LMI in September came in at 61.4 points, up 1.7 points from August, but relatively lower than the all-time high of 76.2 milestone in March. LMI scores above 50 points which indicate the expansion of the whole industry, and if the index is below 50 points, it shows that the logistics industry is shrinking. According to LMI researchers, an index above 70 points indicates significant growth in the sector.

The LMI report is based on a monthly survey of logistics professionals in North America. According to experts, the growth of this sector is slowing down, but the growth of the industry is being driven by high inventories and the associated costs of holding and managing inventory.

An inventory-related index rose more than four points in September to 71.9, continuing a trend that has persisted throughout 2022, indicating a growing inventory. This stems from supply chain disruptions, resulting in more goods arriving at warehouses later than expected.

Two other factors that also affect the increase of inventories are the change in consumer spending habits after the COVID-19 pandemic and pressure from high inflation. Excessive inventory and lacking of warehouse space are driving costs, as LMI's inventory cost index remains high, around 77.2 points in September.

“Inventories are everywhere. The network of warehouses is transparent, which means that inventory costs are rising. The current situation is driving up prices and demand for warehousing,” said researcher Zac Rogers, assistant professor of supply chain management at Colorado State University.

In September, the warehouse rent index increased slightly to 75.4 points and the warehouse utilization index reached 76.8 points, an increase of more than 11 points compared to August and the second highest in the tracking history of the company. Mr. Rogers says these numbers reflect companies' desire to stay ahead of demand, especially as the peak holiday shipping season gets underway.

Warehousing and storage indexes, in contrast to shipping measures, continued to ease in September. The freight capacity index reached a record high and the transport price index continued its downward trend since May 3rd, which hit a two-year low point. At the same time, the transport usage index rose in September, meaning companies are using available resources. According to Mr. Rogers, this seems to reflect the company's efforts to cut costs by combining transportation as much as possible.

“Everybody is trying to cut costs. Businesses have also learned lessons during the COVID-19 pandemic. The tightening in the supply chain over the past few years has made them realize many things. Now, they want to optimize their operations to increase efficiency in logistics work,” said Mr. Rogers.

Going forward, survey respondents predict that the growth rate of the global logistics industry will continue to increase at a moderate rate. Specifically, respondents expect the overall industry growth rate over the next 12 months to stay above the 50-point mark according to the LMI. Mr.
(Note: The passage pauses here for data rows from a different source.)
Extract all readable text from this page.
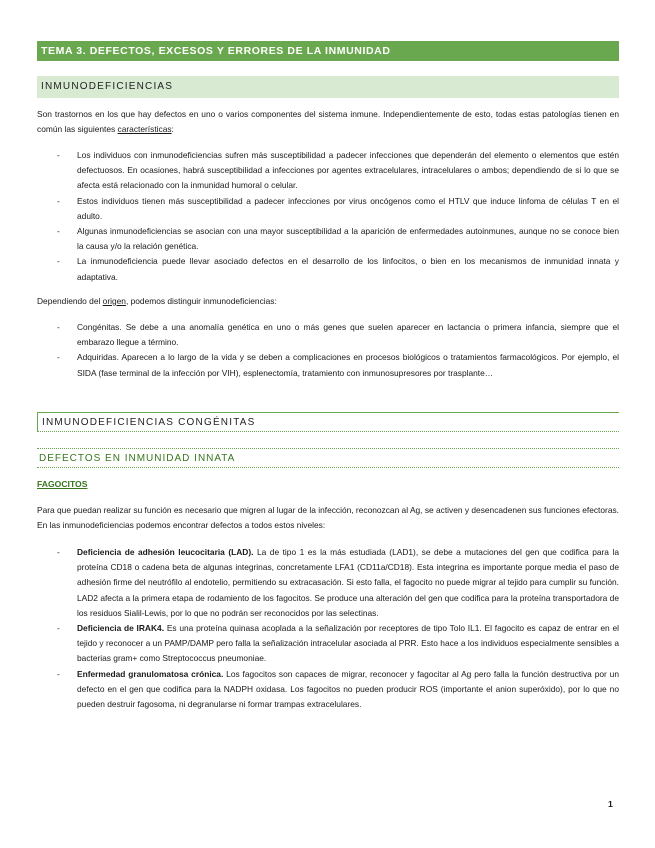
TEMA 3. DEFECTOS, EXCESOS Y ERRORES DE LA INMUNIDAD
INMUNODEFICIENCIAS
Son trastornos en los que hay defectos en uno o varios componentes del sistema inmune. Independientemente de esto, todas estas patologías tienen en común las siguientes características:
- Los individuos con inmunodeficiencias sufren más susceptibilidad a padecer infecciones que dependerán del elemento o elementos que estén defectuosos. En ocasiones, habrá susceptibilidad a infecciones por agentes extracelulares, intracelulares o ambos; dependiendo de si lo que se afecta está relacionado con la inmunidad humoral o celular.
- Estos individuos tienen más susceptibilidad a padecer infecciones por virus oncógenos como el HTLV que induce linfoma de células T en el adulto.
- Algunas inmunodeficiencias se asocian con una mayor susceptibilidad a la aparición de enfermedades autoinmunes, aunque no se conoce bien la causa y/o la relación genética.
- La inmunodeficiencia puede llevar asociado defectos en el desarrollo de los linfocitos, o bien en los mecanismos de inmunidad innata y adaptativa.
Dependiendo del origen, podemos distinguir inmunodeficiencias:
- Congénitas. Se debe a una anomalía genética en uno o más genes que suelen aparecer en lactancia o primera infancia, siempre que el embarazo llegue a término.
- Adquiridas. Aparecen a lo largo de la vida y se deben a complicaciones en procesos biológicos o tratamientos farmacológicos. Por ejemplo, el SIDA (fase terminal de la infección por VIH), esplenectomía, tratamiento con inmunosupresores por trasplante…
INMUNODEFICIENCIAS CONGÉNITAS
DEFECTOS EN INMUNIDAD INNATA
FAGOCITOS
Para que puedan realizar su función es necesario que migren al lugar de la infección, reconozcan al Ag, se activen y desencadenen sus funciones efectoras. En las inmunodeficiencias podemos encontrar defectos a todos estos niveles:
- Deficiencia de adhesión leucocitaria (LAD). La de tipo 1 es la más estudiada (LAD1), se debe a mutaciones del gen que codifica para la proteína CD18 o cadena beta de algunas integrinas, concretamente LFA1 (CD11a/CD18). Esta integrina es importante porque media el paso de adhesión firme del neutrófilo al endotelio, permitiendo su extracasación. Si esto falla, el fagocito no puede migrar al tejido para cumplir su función. LAD2 afecta a la primera etapa de rodamiento de los fagocitos. Se produce una alteración del gen que codifica para la proteína transportadora de los residuos Sialil-Lewis, por lo que no podrán ser reconocidos por las selectinas.
- Deficiencia de IRAK4. Es una proteína quinasa acoplada a la señalización por receptores de tipo Tolo IL1. El fagocito es capaz de entrar en el tejido y reconocer a un PAMP/DAMP pero falla la señalización intracelular asociada al PRR. Esto hace a los individuos especialmente sensibles a bacterias gram+ como Streptococcus pneumoniae.
- Enfermedad granulomatosa crónica. Los fagocitos son capaces de migrar, reconocer y fagocitar al Ag pero falla la función destructiva por un defecto en el gen que codifica para la NADPH oxidasa. Los fagocitos no pueden producir ROS (importante el anion superóxido), por lo que no pueden destruir fagosoma, ni degranularse ni formar trampas extracelulares.
1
Rogers said that it should’ve been expected after the rapid expansion of the logistics industry over the past two years.

“The logistics industry has grown as if 'driving 200 miles per hour on the highway'. Such things cannot become sustainable. The industry as a whole has to slow down and get back to normal, and that's exactly what we're seeing.”

LMI tracks the overall growth of the logistics industry on a variety of factors, including inventory levels, costs, usability, warehouse pricing, shipping capacity, and more.

The report is released monthly by researchers from Arizona State University, Colorado State University, Rochester Institute of Technology, Rutgers University and the University of Nevada, Reno, in conjunction with the Council of Supply Chain Management Professionals. (CSCMP).